When he says he wants to heal Middle-earth, what kind of world does he imagine? As we associate Sauron with darkness and a volcano, but he enthusiastically called Númenor a paradise and seemed to want to stay there.
I think he appreciates beauty wholeheartedly. And I think his goal was to create an independent paradise separate from Valinor to spite the gods because he hates and fears the gods so much. It is about reorganization and rehabilitation. Tolkien talks about him wanting to rid Middle-earth of unnecessary friction. If you look at the state of the world, you look at the Southlands and the scattered tribes and the warring factions, it’s all bewildering. In his mind, the healing of Middle-earth rearranges everything and with him as sole ruler. It unfolds the beauty, wonder and majesty of Middle-earth, but it all has to be really structured and organized. The only way to satisfy him is if he is responsible and can order things exactly the way he wants.

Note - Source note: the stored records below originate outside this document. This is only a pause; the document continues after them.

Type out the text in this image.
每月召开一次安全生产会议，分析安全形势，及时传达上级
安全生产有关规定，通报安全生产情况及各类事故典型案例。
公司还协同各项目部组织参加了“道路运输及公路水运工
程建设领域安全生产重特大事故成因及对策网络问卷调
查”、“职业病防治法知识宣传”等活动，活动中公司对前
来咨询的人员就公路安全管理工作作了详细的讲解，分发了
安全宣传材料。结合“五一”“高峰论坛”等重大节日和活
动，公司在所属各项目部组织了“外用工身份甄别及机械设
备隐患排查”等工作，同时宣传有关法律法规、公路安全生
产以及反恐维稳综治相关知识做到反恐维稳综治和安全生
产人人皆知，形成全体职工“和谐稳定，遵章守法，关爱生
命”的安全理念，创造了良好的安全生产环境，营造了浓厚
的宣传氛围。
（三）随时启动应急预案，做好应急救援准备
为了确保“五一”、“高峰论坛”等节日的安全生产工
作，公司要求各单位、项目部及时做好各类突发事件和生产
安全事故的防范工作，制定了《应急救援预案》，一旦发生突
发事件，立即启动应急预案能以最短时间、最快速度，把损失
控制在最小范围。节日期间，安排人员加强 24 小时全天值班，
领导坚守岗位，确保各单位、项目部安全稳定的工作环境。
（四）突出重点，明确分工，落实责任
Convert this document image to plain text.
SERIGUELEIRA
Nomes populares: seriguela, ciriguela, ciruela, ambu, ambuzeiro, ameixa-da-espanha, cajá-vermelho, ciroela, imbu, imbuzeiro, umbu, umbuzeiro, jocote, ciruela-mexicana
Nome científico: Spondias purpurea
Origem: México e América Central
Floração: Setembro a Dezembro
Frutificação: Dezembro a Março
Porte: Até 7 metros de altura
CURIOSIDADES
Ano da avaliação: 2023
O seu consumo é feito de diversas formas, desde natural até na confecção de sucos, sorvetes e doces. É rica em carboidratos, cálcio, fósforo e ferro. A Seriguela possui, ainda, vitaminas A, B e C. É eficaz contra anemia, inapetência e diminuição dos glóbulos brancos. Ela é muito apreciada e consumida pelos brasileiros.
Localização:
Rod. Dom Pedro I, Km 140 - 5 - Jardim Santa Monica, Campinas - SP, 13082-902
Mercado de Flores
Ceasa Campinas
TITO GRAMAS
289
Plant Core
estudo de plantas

For the second season, the showrunners told me that the season was very much about Sauron, that he was going to be very active, operating and manipulating. What can you tease your character next season?
I think it’s a really exciting season because you’re starting to see Sauron for who he is. We have seen it in this period of repentance. We are going to enter this period where we watch his plans unfold. You are with him as he moves the pieces on the board. There are parts of the lore that are so rich and so exciting and thrilling and things that I loved reading about in The Silmarillion which we will see. These really famous stories are going to unfold next season.
And finally, actors in genre shows and movies often have to keep secrets. But it was a pretty big one that had strong speculation. Have you had any hard times without talking about it along the way?
Since the first episode aired, friends have said to me, “You are Sauron. They are some of my closest friends and I had to keep them on hold or just send them on another path. I’ve had people speculate that I’m the Witch King or the King of the Dead. I’ve had people show me pictures of the King of the Dead, who is literally a skeleton, and put them next to my face and say, ‘You look exactly like that guy. Even around the actors, when I first heard about them, [Galadriel actress Morfydd Clark] was the only one I could say. So it’s a relief to be able to share it.